Je n’ai pas réfléchi à la violence du coup que je venais de leur porter. Puis, j’ai tourné les talons pour me rendre dans un autre box. Son père m’a rattrapé furieux par le col de la blouse blanche et m’a signifié : «Non mais, un médecin ne devrait pas dire ça comme ça».
Il avait raison. En fait, personne ne devrait parler comme ça, a fortiori un soignant.

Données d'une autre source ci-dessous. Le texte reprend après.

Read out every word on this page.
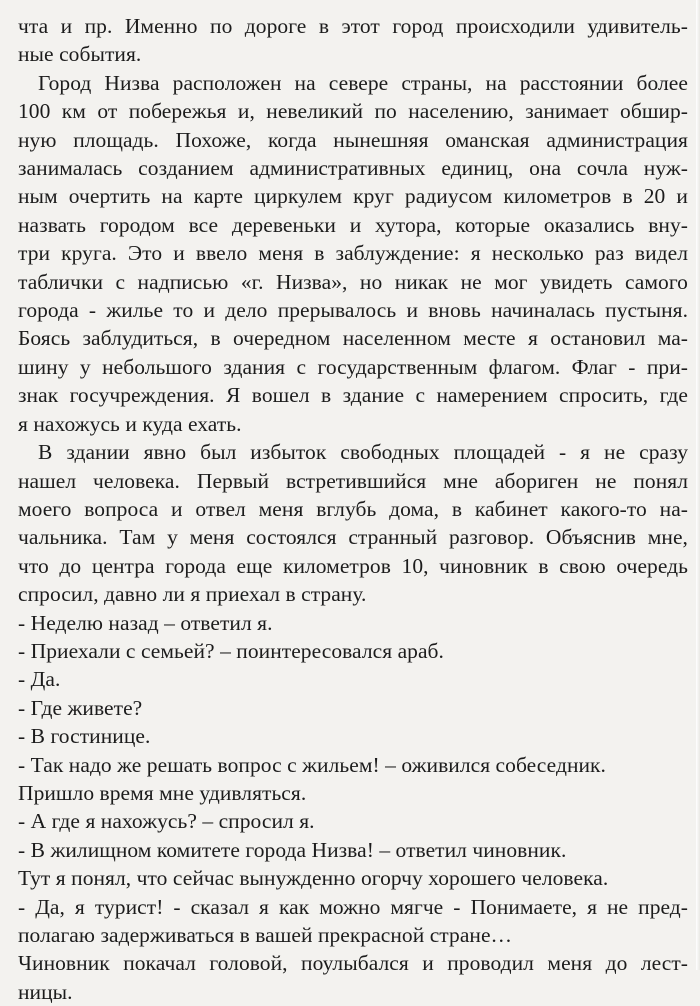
чта и пр. Именно по дороге в этот город происходили удивитель-
ные события.
Город Низва расположен на севере страны, на расстоянии более
100 км от побережья и, невеликий по населению, занимает обшир-
ную площадь. Похоже, когда нынешняя оманская администрация
занималась созданием административных единиц, она сочла нуж-
ным очертить на карте циркулем круг радиусом километров в 20 и
назвать городом все деревеньки и хутора, которые оказались вну-
три круга. Это и ввело меня в заблуждение: я несколько раз видел
таблички с надписью «г. Низва», но никак не мог увидеть самого
города - жилье то и дело прерывалось и вновь начиналась пустыня.
Боясь заблудиться, в очередном населенном месте я остановил ма-
шину у небольшого здания с государственным флагом. Флаг - при-
знак госучреждения. Я вошел в здание с намерением спросить, где
я нахожусь и куда ехать.
В здании явно был избыток свободных площадей - я не сразу
нашел человека. Первый встретившийся мне абориген не понял
моего вопроса и отвел меня вглубь дома, в кабинет какого-то на-
чальника. Там у меня состоялся странный разговор. Объяснив мне,
что до центра города еще километров 10, чиновник в свою очередь
спросил, давно ли я приехал в страну.
- Неделю назад – ответил я.
- Приехали с семьей? – поинтересовался араб.
- Да.
- Где живете?
- В гостинице.
- Так надо же решать вопрос с жильем! – оживился собеседник.
Пришло время мне удивляться.
- А где я нахожусь? – спросил я.
- В жилищном комитете города Низва! – ответил чиновник.
Тут я понял, что сейчас вынужденно огорчу хорошего человека.
- Да, я турист! - сказал я как можно мягче - Понимаете, я не пред-
полагаю задерживаться в вашей прекрасной стране…
Чиновник покачал головой, поулыбался и проводил меня до лест-
ницы.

Même exténué à quatre heures du matin.
Médecins, soignons nos patients
Lorsqu’on est soignant, c’est parfois difficile d’avoir le bon comportement, de dire les bons mots au bon moment. On n’évite pas toujours certains écueils. Il y a des mauvaises nouvelles à annoncer sans tarder alors qu’on n’a pas forcément appris à le faire.
Il y a les soignants trop rapides, surchargés de travail qui déplorent de ne pas avoir assez de temps à accorder aux échanges. Il y a ceux qui ne consentent pas assez d’importance à la discussion alors que c’est une phase déterminante, ils s’en débarrassent, ils la laissent à d’autres.
Si certaines attitudes sont admissibles et admises, d’autres sont impardonnables et la médecine ne protège d’aucun travers de l’humanité, même pas du mépris.
« Vous êtes grosse, c’est normal d’avoir des rougeurs sous les seins… »
Les soignants dépassent alors leur cadre, ils deviennent caustiques voire moralisateurs.
« Vous êtes sûre de ne pas vouloir garder ce bébé ? Vous avez 22 ans, c’est bien d’être une maman jeune ! Et si ça se trouve le papa serait d’accord… »
Avoir la sensation d’être incompris ou jugé n’est décidément pas tolérable pour un malade.